Partijen eisen uitleg van wethouder over samenwerking met vluchtelingenorganisaties in zaak sluiting Bed-, Bad- en Broodvoorziening
Wethouder Marleen Damen.© Foto Hielco Kuipers
De raadsfracties van GroenLinks, D66, ChistenUnie en Partij voor de Dieren vragen zich af waarom de ervaringen van wethouder Marleen Damen en die van drie onafhankelijke vluchtelingenorganisaties in Leiden rond de sluiting van de Leidse Bed-, Bad- en Broodvoorziening (BBB) zo uiteen liggen.
De Bed-, Bad- en Broodvoorziening aan het Maansteenpad in De Mors fungeerde als opvang voor ongedocumenteerde asielzoekers en sloot per 1 juli definitief zijn deuren. De illegale asielzoekers werden naar de Landelijke Vreemdelingen Voorziening (LVV) in Rotterdam verwezen.
Vrees
Hoewel de Stichting uitgeprocedeerde vluchtelingen de vrees uitsprak dat de bewoners in Leiden op straat zouden belanden, bleek het stadsbestuur onvermurwbaar.
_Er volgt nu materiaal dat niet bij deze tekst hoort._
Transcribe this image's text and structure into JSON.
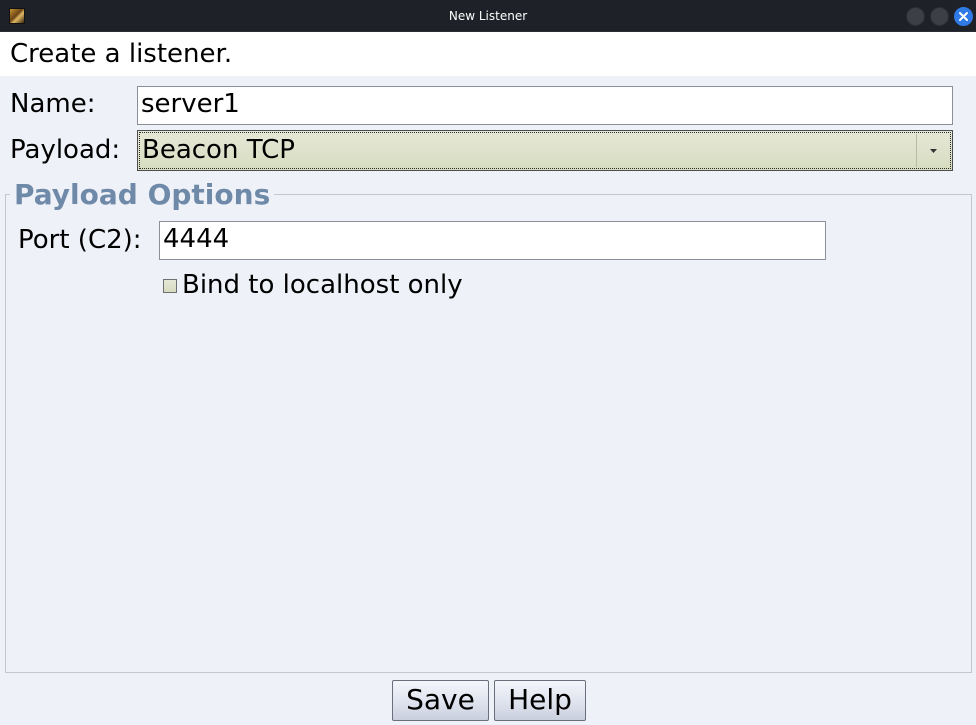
{
  "window": {
    "title": "New Listener",
    "icon": "app-icon",
    "buttons": [
      "minimize-icon",
      "maximize-icon",
      "close-icon"
    ]
  },
  "header": {
    "text": "Create a listener."
  },
  "form": {
    "name_label": "Name:",
    "name_value": "server1",
    "payload_label": "Payload:",
    "payload_value": "Beacon TCP"
  },
  "payload_options": {
    "title": "Payload Options",
    "port_label": "Port (C2):",
    "port_value": "4444",
    "bind_label": "Bind to localhost only",
    "bind_checked": false
  },
  "footer": {
    "save_label": "Save",
    "help_label": "Help"
  },
  "colors": {
    "titlebar": "#1e2127",
    "close_button": "#2f7ae5",
    "group_title": "#6f8aa8",
    "combo_fill": "#d6dcbf"
  }
}
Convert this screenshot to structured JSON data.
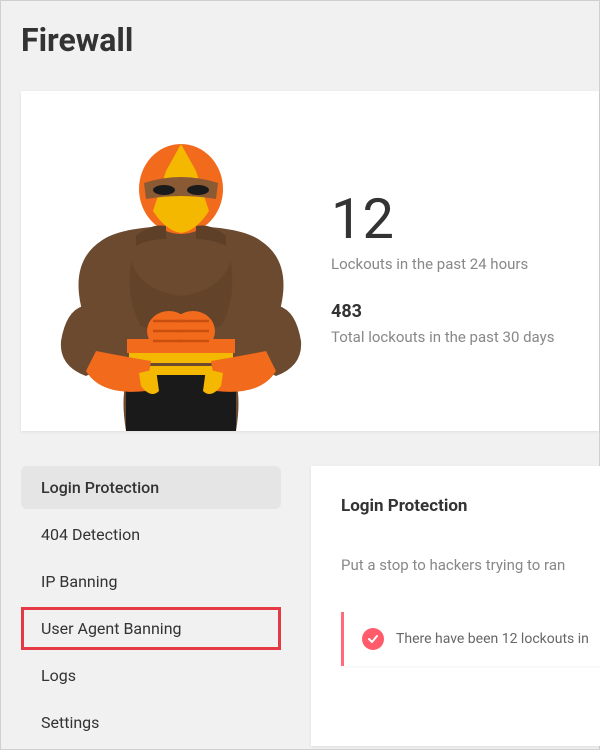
{
  "page": {
    "title": "Firewall"
  },
  "summary": {
    "big_number": "12",
    "big_label": "Lockouts in the past 24 hours",
    "sub_number": "483",
    "sub_label": "Total lockouts in the past 30 days"
  },
  "tabs": {
    "items": [
      {
        "label": "Login Protection"
      },
      {
        "label": "404 Detection"
      },
      {
        "label": "IP Banning"
      },
      {
        "label": "User Agent Banning"
      },
      {
        "label": "Logs"
      },
      {
        "label": "Settings"
      }
    ]
  },
  "panel": {
    "title": "Login Protection",
    "description": "Put a stop to hackers trying to ran",
    "alert_text": "There have been 12 lockouts in"
  }
}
In een brief van de wethouder aan de gemeenteraad repte Damen later over het uitblijven van signalen dat de voormalige bewoners van de BBB-bewoners op straat zouden leven.
Dat was een klap in het gezicht van organisaties als De Fabel, De Bakkerij en Gezondheidszorg Illegalen Leiden (GIL), die zich direct mengen in de problematiek en heel andere ervaringen konden overleggen en dat ook hadden gedaan. De drie hadden regelmatig aan de bel getrokken en niet in de laatste plaats vanwege het feit dat een groot deel de nacht op straat doorbracht. Zij spuwden een dag later hun gal in het Leidsch Dagblad.
Fracties
’Bovengenoemde fracties hechten een zeer groot belang aan een goede samenwerking tussen de lokale NGO’s en de gemeente Leiden, in het belang van de ex-BBB bewoners’, schrijven Rembrandt Rowaan (GL), Susannah Herman (D66), Pieter Krol (CU) en Martine van Schaik (PvdD) nu aan het College van B&W. Zij vragen zich af hoe het college het verschil verklaart in informatie dat het aan de raad heeft gegeven en de informatie die te lezen was in het Leidsch Dagblad.
Daarnaast wil het viertal weten welke actie het college gaat ondernemen om ervoor te zorgen dat de communicatie tussen gemeente en de betreffende lokale organisaties verbeterd wordt. Ten derde mag het stadsbestuur verantwoording afleggen over hoe op het moment de samenwerking tussen de verschillende partijen (de drie lokale organisaties en STUV en Vluchtelingenwerk) verloopt en of de gemeente een actieve rol bij die samenwerking speelt.